Fortunately, these advances in basic research were made before the pandemic, allowing pharmaceutical companies to build on their success. mRNA vaccines are safe, effective and mass-produced. More than 1 billion doses of mRNA vaccine have been administered, and scaling up production to 2-4 billion doses in 2021 and 2022 will be critical to the global fight against COVID-19. Unfortunately, there are significant inequalities in access to these life-saving tools, with mRNA vaccines currently administered mostly in high-income countries; And until vaccine production reaches its maximum, inequality will persist.

More broadly, mRNA promises a new dawn in the field of vaccinology, giving us the opportunity to prevent other infectious diseases, such as improving flu vaccines, and developing vaccines for diseases such as malaria, HIV, and tuberculosis that kill large numbers of patients and are relatively ineffective with conventional methods. Diseases such as cancer, which were previously considered difficult to deal with because of the low probability of vaccine development and the need for personalized vaccines, can now be considered for the development of vaccines. mRNA is not just about vaccines. The billions of doses of mRNA we have injected into patients to date have proven their safety, paving the way for other RNA therapies such as protein replacement, RNA interference, and CRISPR-Cas (regular clusters of interspaced short palindromic repeats and associated Cas endonucrenases) gene editing. The RNA revolution had just begun.

Weissman and Kariko’s scientific achievements have saved millions of lives, and Kariko’s career journey is moving, not because it is unique, but because it is universal.

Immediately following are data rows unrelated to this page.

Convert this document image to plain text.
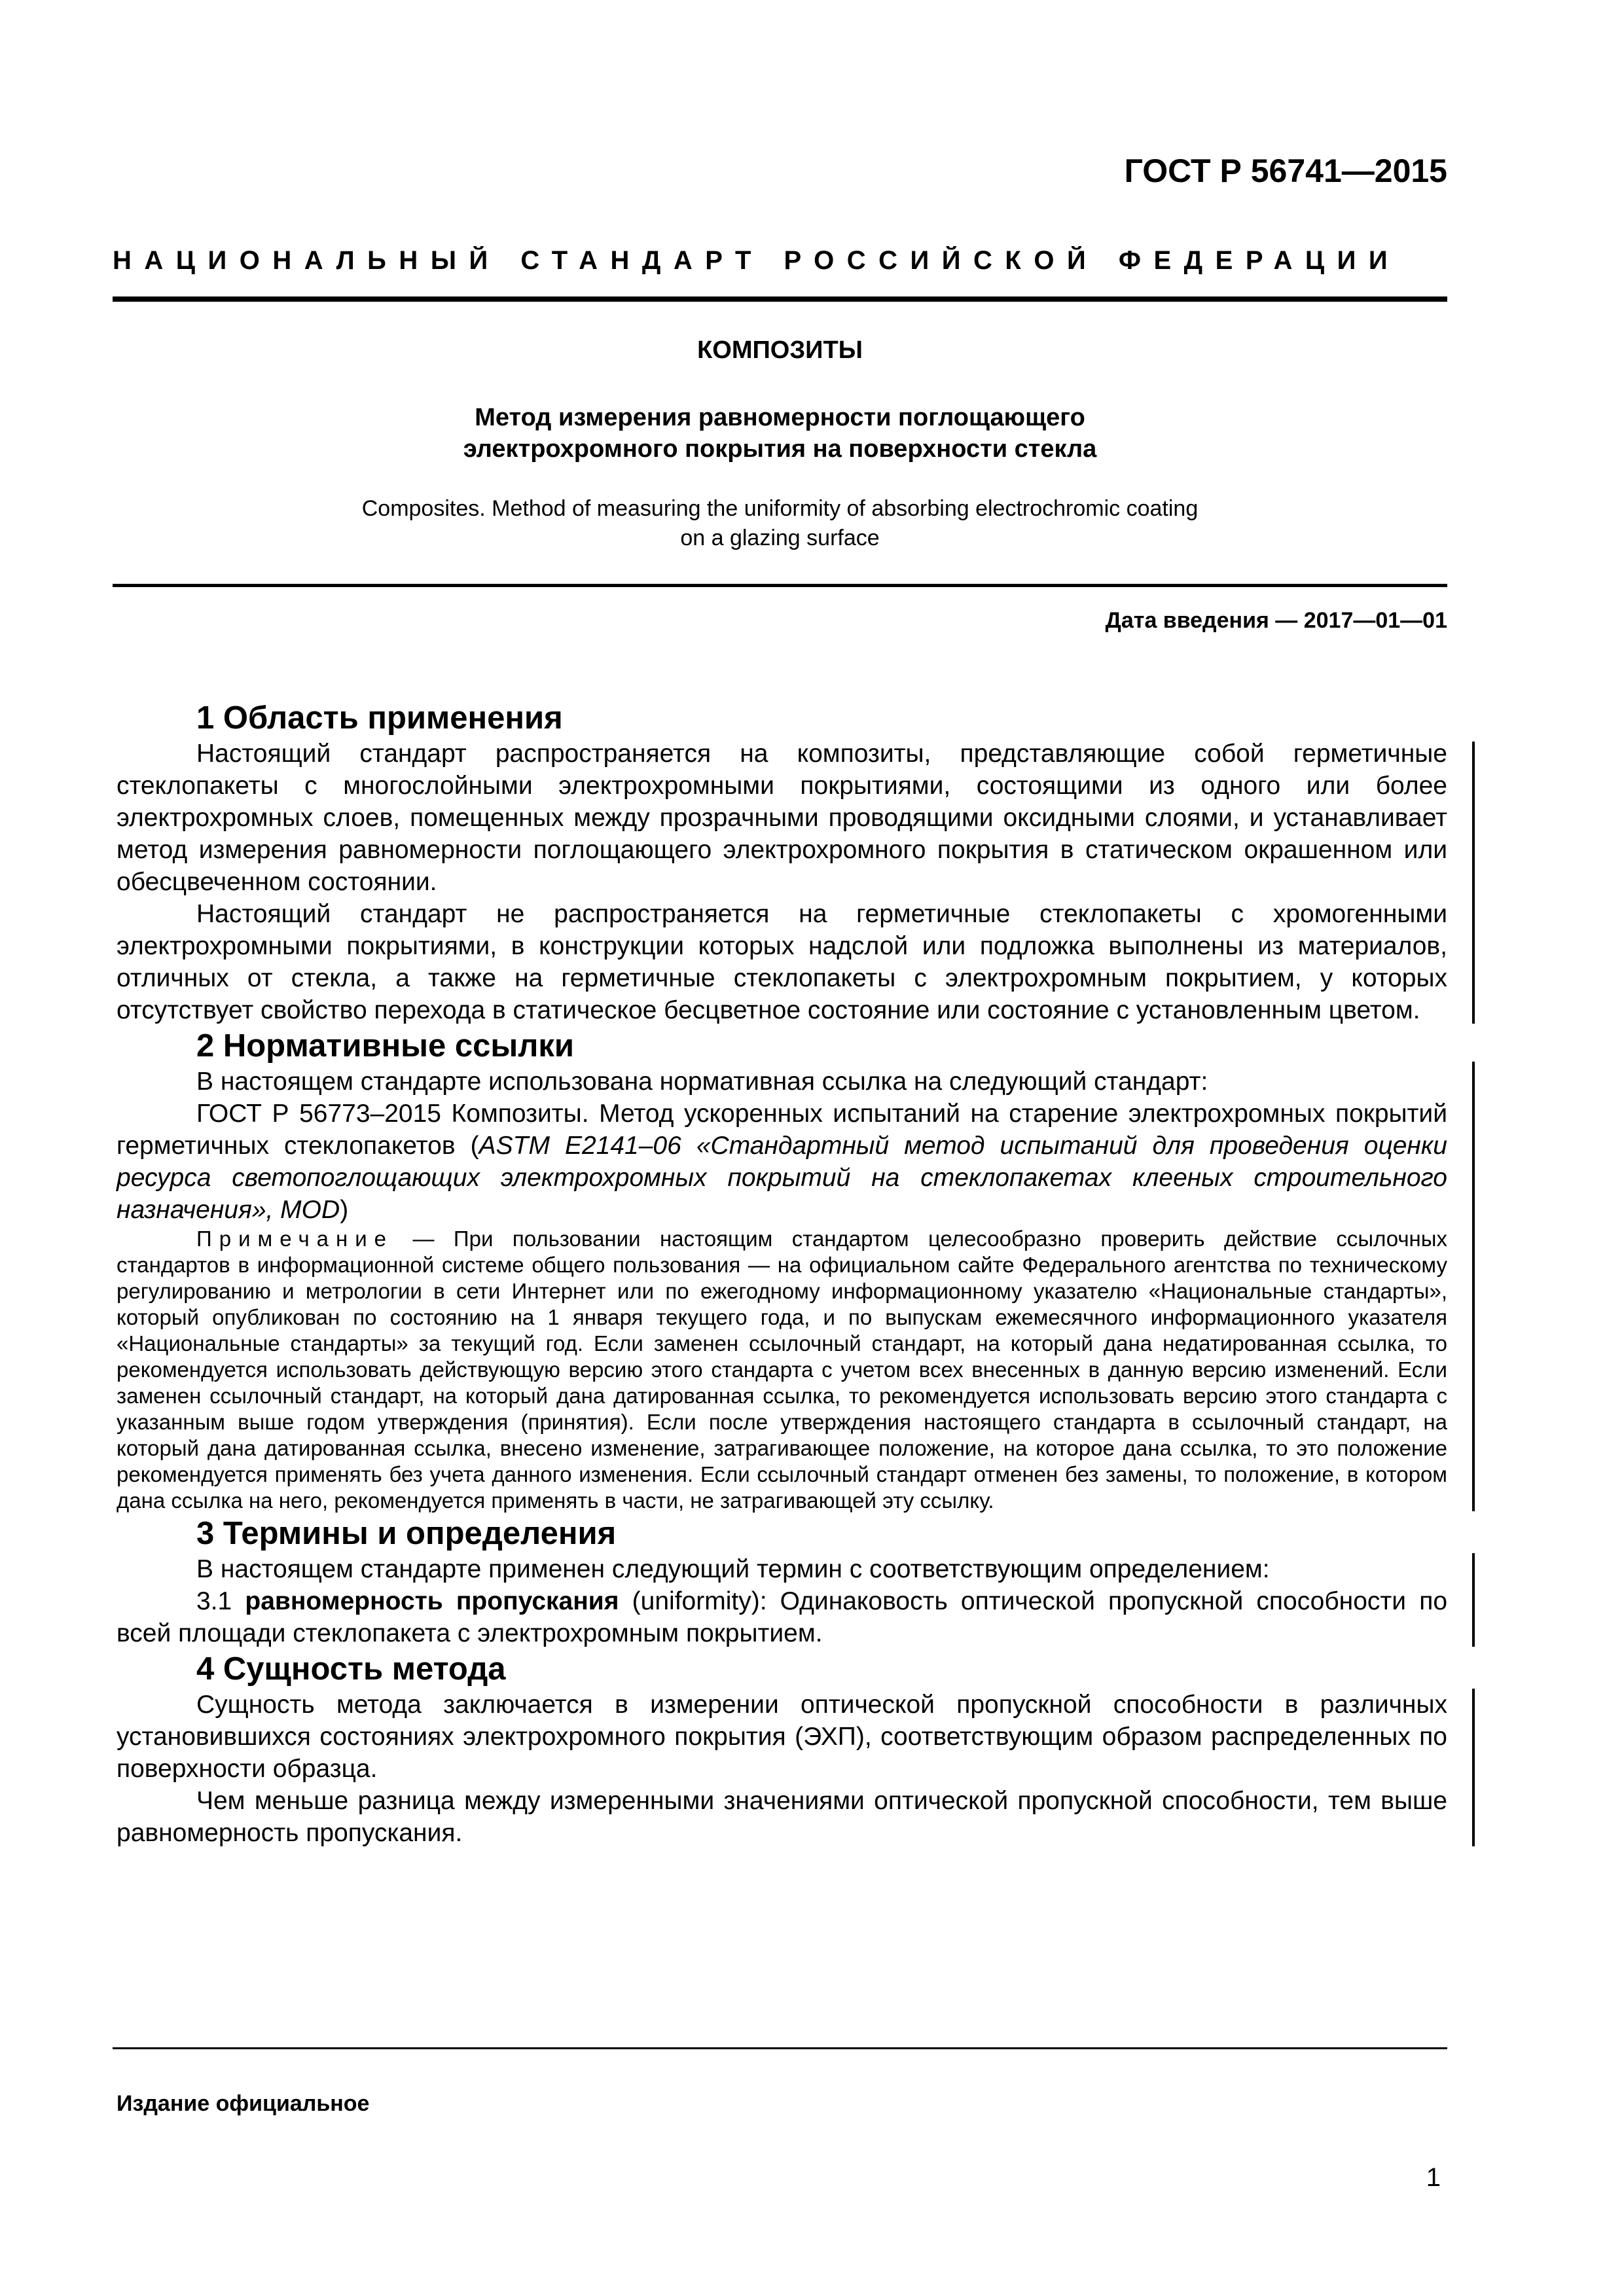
ГОСТ Р 56741—2015
НАЦИОНАЛЬНЫЙ СТАНДАРТ РОССИЙСКОЙ ФЕДЕРАЦИИ
КОМПОЗИТЫ
Метод измерения равномерности поглощающего
электрохромного покрытия на поверхности стекла
Composites. Method of measuring the uniformity of absorbing electrochromic coating
on a glazing surface
Дата введения — 2017—01—01
1 Область применения

Настоящий стандарт распространяется на композиты, представляющие собой герметичные стеклопакеты с многослойными электрохромными покрытиями, состоящими из одного или более электрохромных слоев, помещенных между прозрачными проводящими оксидными слоями, и устанавливает метод измерения равномерности поглощающего электрохромного покрытия в статическом окрашенном или обесцвеченном состоянии.

Настоящий стандарт не распространяется на герметичные стеклопакеты с хромогенными электрохромными покрытиями, в конструкции которых надслой или подложка выполнены из материалов, отличных от стекла, а также на герметичные стеклопакеты с электрохромным покрытием, у которых отсутствует свойство перехода в статическое бесцветное состояние или состояние с установленным цветом.

2 Нормативные ссылки

В настоящем стандарте использована нормативная ссылка на следующий стандарт:

ГОСТ Р 56773–2015 Композиты. Метод ускоренных испытаний на старение электрохромных покрытий герметичных стеклопакетов (ASTM E2141–06 «Стандартный метод испытаний для проведения оценки ресурса светопоглощающих электрохромных покрытий на стеклопакетах клееных строительного назначения», MOD)

Примечание — При пользовании настоящим стандартом целесообразно проверить действие ссылочных стандартов в информационной системе общего пользования — на официальном сайте Федерального агентства по техническому регулированию и метрологии в сети Интернет или по ежегодному информационному указателю «Национальные стандарты», который опубликован по состоянию на 1 января текущего года, и по выпускам ежемесячного информационного указателя «Национальные стандарты» за текущий год. Если заменен ссылочный стандарт, на который дана недатированная ссылка, то рекомендуется использовать действующую версию этого стандарта с учетом всех внесенных в данную версию изменений. Если заменен ссылочный стандарт, на который дана датированная ссылка, то рекомендуется использовать версию этого стандарта с указанным выше годом утверждения (принятия). Если после утверждения настоящего стандарта в ссылочный стандарт, на который дана датированная ссылка, внесено изменение, затрагивающее положение, на которое дана ссылка, то это положение рекомендуется применять без учета данного изменения. Если ссылочный стандарт отменен без замены, то положение, в котором дана ссылка на него, рекомендуется применять в части, не затрагивающей эту ссылку.

3 Термины и определения

В настоящем стандарте применен следующий термин с соответствующим определением:

3.1 равномерность пропускания (uniformity): Одинаковость оптической пропускной способности по всей площади стеклопакета с электрохромным покрытием.

4 Сущность метода

Сущность метода заключается в измерении оптической пропускной способности в различных установившихся состояниях электрохромного покрытия (ЭХП), соответствующим образом распределенных по поверхности образца.

Чем меньше разница между измеренными значениями оптической пропускной способности, тем выше равномерность пропускания.

Издание официальное
1
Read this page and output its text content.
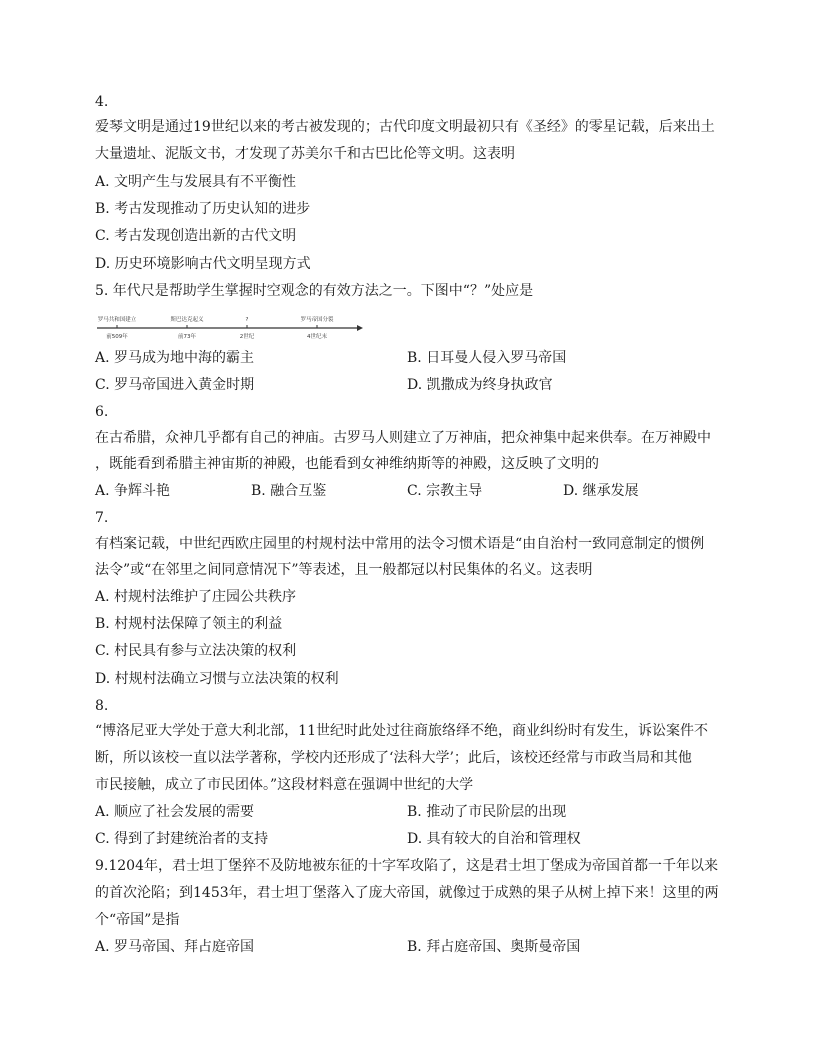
4.
爱琴文明是通过19世纪以来的考古被发现的；古代印度文明最初只有《圣经》的零星记载，后来出土
大量遗址、泥版文书，才发现了苏美尔千和古巴比伦等文明。这表明
A. 文明产生与发展具有不平衡性
B. 考古发现推动了历史认知的进步
C. 考古发现创造出新的古代文明
D. 历史环境影响古代文明呈现方式
5. 年代尺是帮助学生掌握时空观念的有效方法之一。下图中“？”处应是
罗马共和国建立	斯巴达克起义	?	罗马帝国分裂
前509年	前73年	2世纪	4世纪末
A. 罗马成为地中海的霸主	B. 日耳曼人侵入罗马帝国
C. 罗马帝国进入黄金时期	D. 凯撒成为终身执政官
6.
在古希腊，众神几乎都有自己的神庙。古罗马人则建立了万神庙，把众神集中起来供奉。在万神殿中
，既能看到希腊主神宙斯的神殿，也能看到女神维纳斯等的神殿，这反映了文明的
A. 争辉斗艳	B. 融合互鉴	C. 宗教主导	D. 继承发展
7.
有档案记载，中世纪西欧庄园里的村规村法中常用的法令习惯术语是“由自治村一致同意制定的惯例
法令”或“在邻里之间同意情况下”等表述，且一般都冠以村民集体的名义。这表明
A. 村规村法维护了庄园公共秩序
B. 村规村法保障了领主的利益
C. 村民具有参与立法决策的权利
D. 村规村法确立习惯与立法决策的权利
8.
“博洛尼亚大学处于意大利北部，11世纪时此处过往商旅络绎不绝，商业纠纷时有发生，诉讼案件不
断，所以该校一直以法学著称，学校内还形成了‘法科大学’；此后，该校还经常与市政当局和其他
市民接触，成立了市民团体。”这段材料意在强调中世纪的大学
A. 顺应了社会发展的需要	B. 推动了市民阶层的出现
C. 得到了封建统治者的支持	D. 具有较大的自治和管理权
9.1204年，君士坦丁堡猝不及防地被东征的十字军攻陷了，这是君士坦丁堡成为帝国首都一千年以来
的首次沦陷；到1453年，君士坦丁堡落入了庞大帝国，就像过于成熟的果子从树上掉下来！这里的两
个“帝国”是指
A. 罗马帝国、拜占庭帝国	B. 拜占庭帝国、奥斯曼帝国
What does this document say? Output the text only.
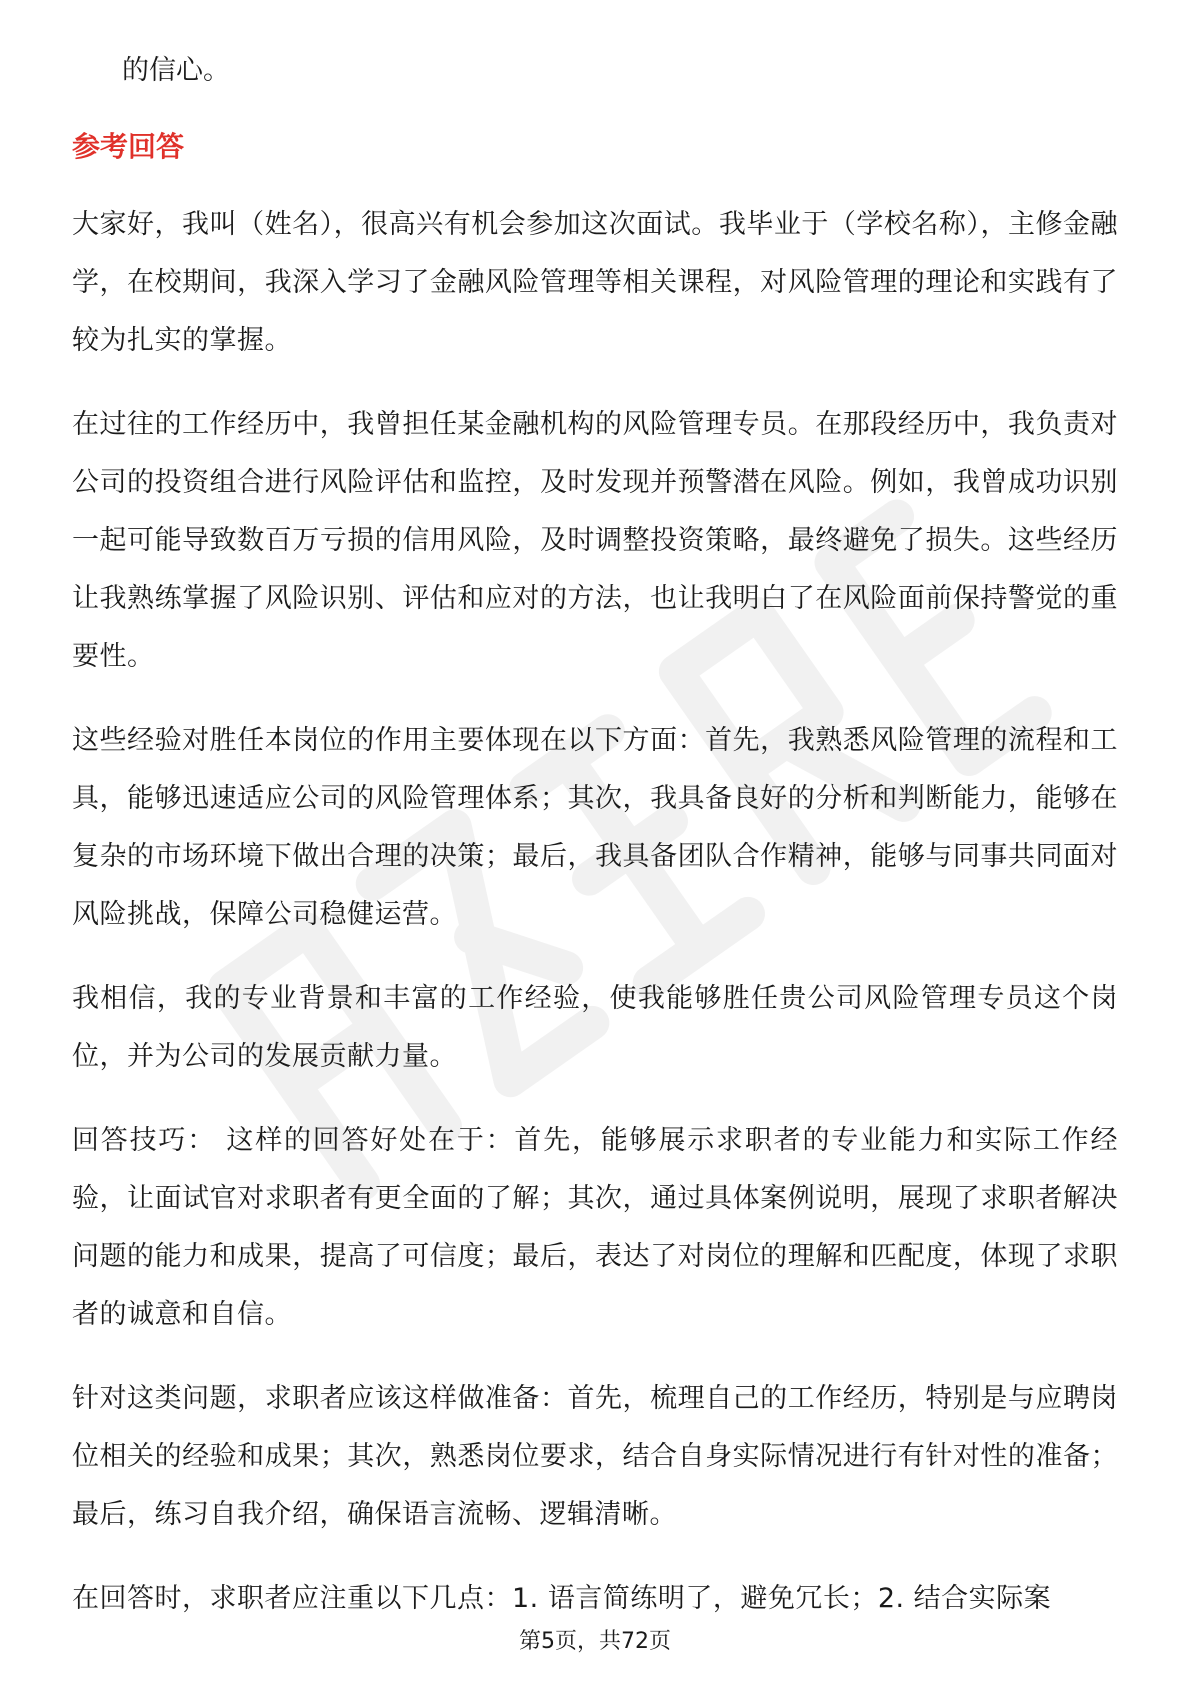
的信心。

参考回答

大家好，我叫（姓名），很高兴有机会参加这次面试。我毕业于（学校名称），主修金融学，在校期间，我深入学习了金融风险管理等相关课程，对风险管理的理论和实践有了较为扎实的掌握。

在过往的工作经历中，我曾担任某金融机构的风险管理专员。在那段经历中，我负责对公司的投资组合进行风险评估和监控，及时发现并预警潜在风险。例如，我曾成功识别一起可能导致数百万亏损的信用风险，及时调整投资策略，最终避免了损失。这些经历让我熟练掌握了风险识别、评估和应对的方法，也让我明白了在风险面前保持警觉的重要性。

这些经验对胜任本岗位的作用主要体现在以下方面：首先，我熟悉风险管理的流程和工具，能够迅速适应公司的风险管理体系；其次，我具备良好的分析和判断能力，能够在复杂的市场环境下做出合理的决策；最后，我具备团队合作精神，能够与同事共同面对风险挑战，保障公司稳健运营。

我相信，我的专业背景和丰富的工作经验，使我能够胜任贵公司风险管理专员这个岗位，并为公司的发展贡献力量。

回答技巧： 这样的回答好处在于：首先，能够展示求职者的专业能力和实际工作经验，让面试官对求职者有更全面的了解；其次，通过具体案例说明，展现了求职者解决问题的能力和成果，提高了可信度；最后，表达了对岗位的理解和匹配度，体现了求职者的诚意和自信。

针对这类问题，求职者应该这样做准备：首先，梳理自己的工作经历，特别是与应聘岗位相关的经验和成果；其次，熟悉岗位要求，结合自身实际情况进行有针对性的准备；最后，练习自我介绍，确保语言流畅、逻辑清晰。

在回答时，求职者应注重以下几点：1. 语言简练明了，避免冗长；2. 结合实际案

第5页，共72页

A commoner from an Eastern European country, she immigrated to the United States to pursue her scientific dreams, only to struggle with the U.S. tenure system, years of precarious research funding, and a demotion. She even agreed to take a pay cut to keep the lab running and continue her research. Kariko’s scientific journey has been a difficult one, one that many women, immigrants and minorities working in academia are familiar with. If you’ve ever been lucky enough to meet Dr. Kariko, she embodies the meaning of humility; It may be the hardships of her past that keep her grounded.

The hard work and great achievements of Weissman and Kariko represent every aspect of the scientific process. No steps, no miles. Their work is long and hard, requiring tenacity, wisdom and vision. While we must not forget that many people around the world still do not have access to vaccines, those of us fortunate enough to be vaccinated against COVID-19 are grateful for the protective benefits of vaccines. Congratulations to two basic scientists whose outstanding work has made mRNA vaccines a reality. I join many others in expressing my endless gratitude to them.